Using computer vision tools for historical newspaper analysis: SIAMESE and Europeana Newspapers
An interview with Melvin Wevers, Digital Humanities researcher at KNAW, and Clemens Neudecker, coordinator of Europeana Newspapers
Melvin Wevers, a researcher in the Digital Humanities Group of the KNAW Humanities Cluster, created —a tool that analyses adverts in historical newspapers— together with Juliette Lonij, as a Researcher-in-Residence at the Royal Library of the Netherlands. Clemens Neudecker, a researcher at the Staatsbibliothek zu Berlin - Preußischer Kulturbesitz, is working on making Europeana Newspapers —a huge set of historical newspapers— available through Europeana Collections. Here, they tell us more about how their areas of expertise come together....
Tell us about SIAMESE - the tool you’ve developed to analyse images in newspapers.
Melvin: SIAMESE uses machine-learning techniques (like Convolutional Neural Networks and Approximate Nearest Neighbour algorithms) to detect shapes and objects, and search for similar images. For instance, it can recognise visual elements representing a car in an advert, and come up with similar car ads. This technology isn’t new in the world of computer vision, but applying it to historical objects brings new challenges and opportunities.
Why are machine learning algorithms useful for Europeana Newspapers?
Clemens: Firstly, Europeana not only stores the metadata about the newspapers, but also the images and the OCR-ed full text. The second big reason is that throughout the project we have arranged for the majority of the content to be licensed as public domain. Both the images and text are openly licensed, and all the metadata is licensed as CC0. Thirdly, the newspapers have a wide variety of content.
Melvin: I see opportunities in the international scope of Europeana Newspapers. For instance, multinational companies created big advertising campaigns in the past, including newspaper ads for different countries. Looking at how they compare and differ based on their local context is interesting to me.

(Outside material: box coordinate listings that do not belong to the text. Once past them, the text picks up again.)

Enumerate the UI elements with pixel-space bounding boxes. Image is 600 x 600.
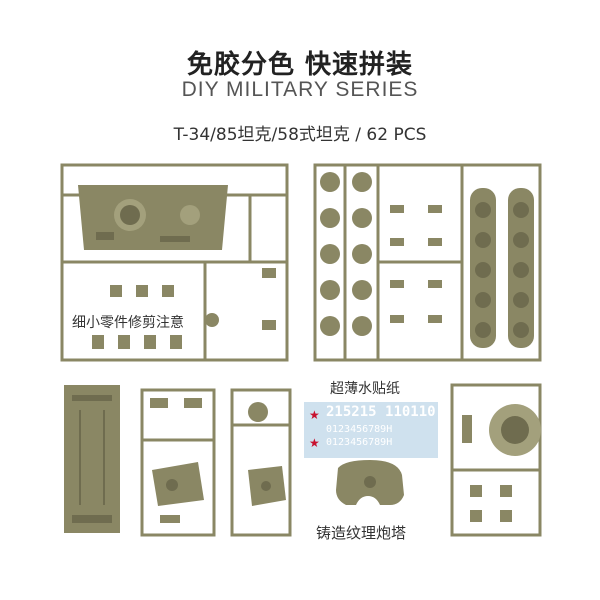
decal-caption: 超薄水贴纸	[330, 381, 400, 397]
sprue-wheels-tracks	[313, 163, 542, 362]
cast-turret-part	[336, 460, 404, 505]
hull-lower-part	[64, 385, 120, 533]
red-star-icon: ★	[309, 408, 320, 422]
turret-caption: 铸造纹理炮塔	[316, 524, 407, 542]
sprue-hull-upper	[60, 163, 289, 362]
road-wheels-column-1	[320, 172, 340, 336]
track-right	[508, 188, 534, 348]
sprue-turret-shell	[450, 383, 542, 537]
decal-sheet: ★ ★ 215215 110110 0123456789H 0123456789…	[304, 402, 438, 458]
track-left	[470, 188, 496, 348]
title-chinese: 免胶分色 快速拼装	[186, 50, 414, 80]
sprue-turret-b	[230, 388, 292, 537]
red-star-icon: ★	[309, 436, 320, 450]
sprue-turret-a	[140, 388, 216, 537]
road-wheels-column-2	[352, 172, 372, 336]
decal-row-digits: 0123456789H	[326, 424, 393, 435]
product-subtitle: T-34/85坦克/58式坦克 / 62 PCS	[173, 125, 427, 145]
decal-row-numbers: 215215 110110	[326, 404, 436, 420]
suspension-parts	[390, 205, 442, 323]
small-parts-row-top	[110, 285, 174, 297]
small-parts-row-bottom	[92, 335, 182, 349]
title-english: DIY MILITARY SERIES	[181, 78, 419, 101]
small-parts-caption: 细小零件修剪注意	[72, 315, 184, 331]
decal-row-digits: 0123456789H	[326, 437, 393, 448]
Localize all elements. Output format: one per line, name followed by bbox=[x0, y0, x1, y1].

Clemens: Researchers are keen to use the Europeana Newspapers corpus to conduct transnational comparison work. They find it natural to go to Europeana first instead of going to the national libraries since the data in Europeana is harmonised in a common format and available through a single API. There is a constant influx of new projects, proposals and ideas. Now is the time for Newspapers!

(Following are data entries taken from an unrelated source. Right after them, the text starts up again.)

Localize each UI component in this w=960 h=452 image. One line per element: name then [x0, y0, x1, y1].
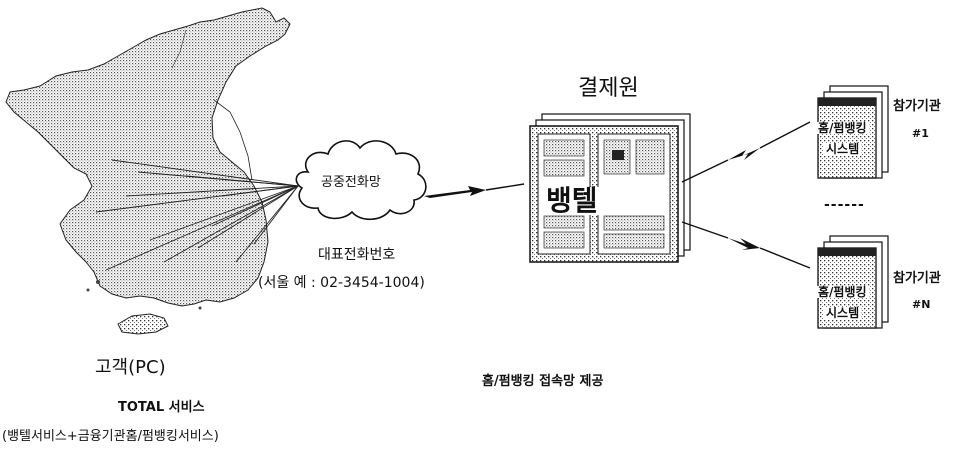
- institution-n-system-line1: 홈/펌뱅킹: [816, 285, 869, 299]
- cloud-icon: [295, 140, 427, 221]
- total-service-desc: (뱅텔서비스+금융기관홈/펌뱅킹서비스): [2, 429, 219, 444]
- institution-n-name: 참가기관: [893, 271, 941, 286]
- institution-ellipsis: ------: [824, 197, 865, 213]
- institution-1-system-line1: 홈/펌뱅킹: [816, 121, 869, 135]
- access-network-label: 홈/펌뱅킹 접속망 제공: [482, 374, 604, 389]
- rep-number-label: 대표전화번호: [318, 247, 396, 263]
- institution-n-system-line2: 시스템: [824, 306, 862, 320]
- korea-map: [5, 7, 291, 335]
- institution-links: [681, 121, 811, 269]
- link-bolt-icon: [424, 186, 486, 198]
- total-service-title: TOTAL 서비스: [118, 400, 205, 415]
- settlement-center-title: 결제원: [578, 76, 639, 101]
- institution-1-number: #1: [912, 127, 929, 140]
- public-phone-network-label: 공중전화망: [321, 175, 381, 190]
- institution-1-system-line2: 시스템: [824, 142, 862, 156]
- vantel-system-label: 뱅텔: [540, 187, 604, 215]
- institution-n-number: #N: [912, 298, 931, 311]
- rep-number-example: (서울 예 : 02-3454-1004): [258, 275, 425, 291]
- jeju-island: [117, 313, 169, 335]
- customer-connection-lines: [95, 159, 299, 271]
- server-rack-icon: [529, 113, 691, 263]
- institution-system-1-icon: [817, 85, 889, 179]
- institution-1-name: 참가기관: [893, 99, 941, 114]
- customer-label: 고객(PC): [95, 357, 166, 378]
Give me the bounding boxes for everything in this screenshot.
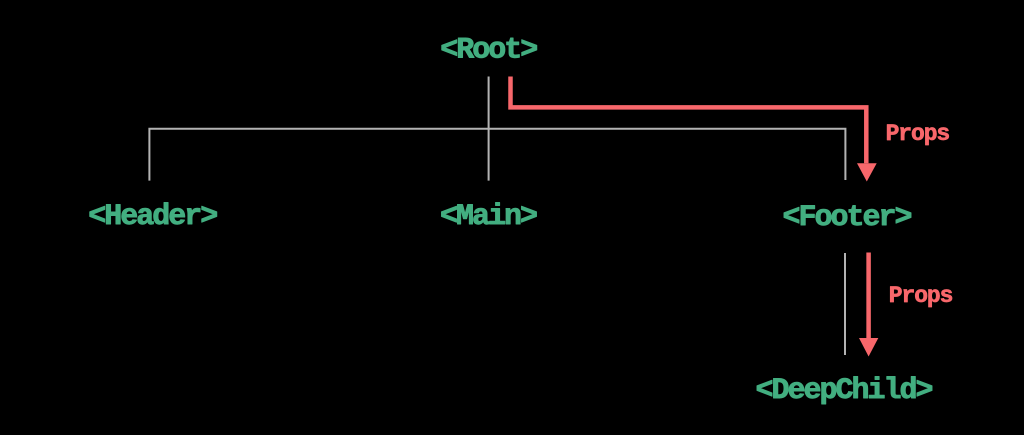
svg-text:<Footer>: <Footer> [782, 201, 911, 235]
svg-text:Props: Props [886, 121, 950, 147]
svg-text:<Main>: <Main> [440, 200, 537, 234]
svg-text:<Header>: <Header> [88, 200, 217, 234]
svg-text:<Root>: <Root> [440, 33, 537, 67]
svg-text:Props: Props [889, 283, 953, 309]
svg-text:<DeepChild>: <DeepChild> [755, 374, 932, 408]
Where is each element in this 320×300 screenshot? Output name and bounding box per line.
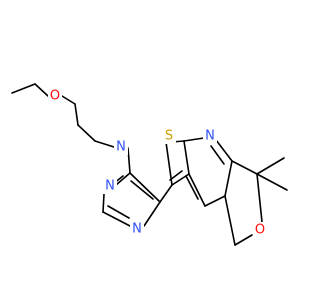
bond-17 <box>165 141 173 186</box>
bond-4 <box>74 103 79 126</box>
bond-24 <box>210 145 225 165</box>
bond-34 <box>256 173 288 191</box>
bond-8 <box>115 172 131 186</box>
pyridine-nitrogen-label: N <box>205 129 215 144</box>
bond-7 <box>127 147 131 174</box>
bond-11 <box>102 211 131 227</box>
bond-5 <box>77 124 96 142</box>
bond-13 <box>143 201 161 227</box>
bond-layer <box>11 83 288 246</box>
bond-23 <box>215 139 233 162</box>
bond-29 <box>231 160 258 175</box>
molecule-structure: O N N N S N O <box>11 83 288 246</box>
bond-30 <box>256 173 263 223</box>
bond-14 <box>129 172 161 203</box>
bond-28 <box>185 175 199 200</box>
bond-25 <box>224 160 233 197</box>
bond-26 <box>204 195 226 207</box>
amine-nitrogen-label: N <box>116 140 126 155</box>
pyran-oxygen-label: O <box>255 223 265 238</box>
bond-16 <box>159 184 173 203</box>
bond-22 <box>183 137 205 142</box>
bond-2 <box>34 83 49 97</box>
bond-10 <box>102 193 105 213</box>
bond-15 <box>130 180 154 200</box>
pyrimidine-nitrogen-2-label: N <box>132 222 142 237</box>
bond-21 <box>169 170 183 181</box>
bond-12 <box>107 205 130 219</box>
ether-oxygen-label: O <box>50 89 60 104</box>
atom-label-layer: O N N N S N O <box>48 88 267 238</box>
thiophene-sulfur-label: S <box>165 129 173 144</box>
bond-6 <box>94 140 115 148</box>
bond-32 <box>224 195 236 246</box>
bond-3 <box>61 95 76 105</box>
bond-27 <box>188 173 206 207</box>
pyrimidine-nitrogen-1-label: N <box>105 179 115 194</box>
bond-19 <box>183 140 190 175</box>
bond-1 <box>11 83 36 94</box>
bond-31 <box>234 234 253 246</box>
bond-33 <box>256 157 285 175</box>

What opportunities are there for computer vision in the research of historical sources in general?
Melvin:. Newspaper ads are often combinations of different objects, and being able to identify and classify them would make a large-scale study of historical visual imagery possible. The most important development would be the creation of a set of historical images on which the tools can be trained. To create these complex algorithms, you need a big dataset where all the objects are already labelled by humans: this is a big and complex task.
Clemens: Image-based methods create a lot of possibilities for the analysis of historical newspapers. SIAMESE looks at adverts, but there are a lot of other graphical elements which might facilitate or enable more advanced newspaper analysis. Obituaries, for instance, are graphically unique items in newspapers and are very interesting to the whole family history community.
What interesting research have you come across recently that uses computer vision analysis on historical sources?
Melvin: In Switzerland, he Replica project, for instance, analyses historical artworks. There’s also a lot of other interesting research that isn’t historical, but this is mostly due to the fact that we don’t yet have a good training set for analysis of historical data.
Clemens: Oceanic Exchanges, is a transatlantic ‘digging into data’ project with partners from the US, Mexico and some European partners including Germany, the Netherlands, Finland and the UK. One of the tools used aims to detect reuse of newspaper articles. The impresso project, a Swiss-based research project with partners in Luxembourg, enables critical text mining of historical newspaper archives, taking into account multilingual perspectives.
What are your next projects?
Melvin: I’m working as a postdoctoral researcher and I would like to keep on looking at how ideas and concepts shift through time, and how I can detect those in text and images.
Clemens: I’m currently working on making Europeana Newspapers available in Europeana Collections. All the content will be available through IIIF which I’m excited about, and we should be able to launch the Europeana Newspapers thematic collection in the course of 2018.
More information
The SIAMESE code is on GitHub, and you can test the tool on the KB labs site. The dataset of advertisements that was used to train the SIAMESE tool is now also available for reuse by researchers, on request access from the Royal Library of the Netherlands.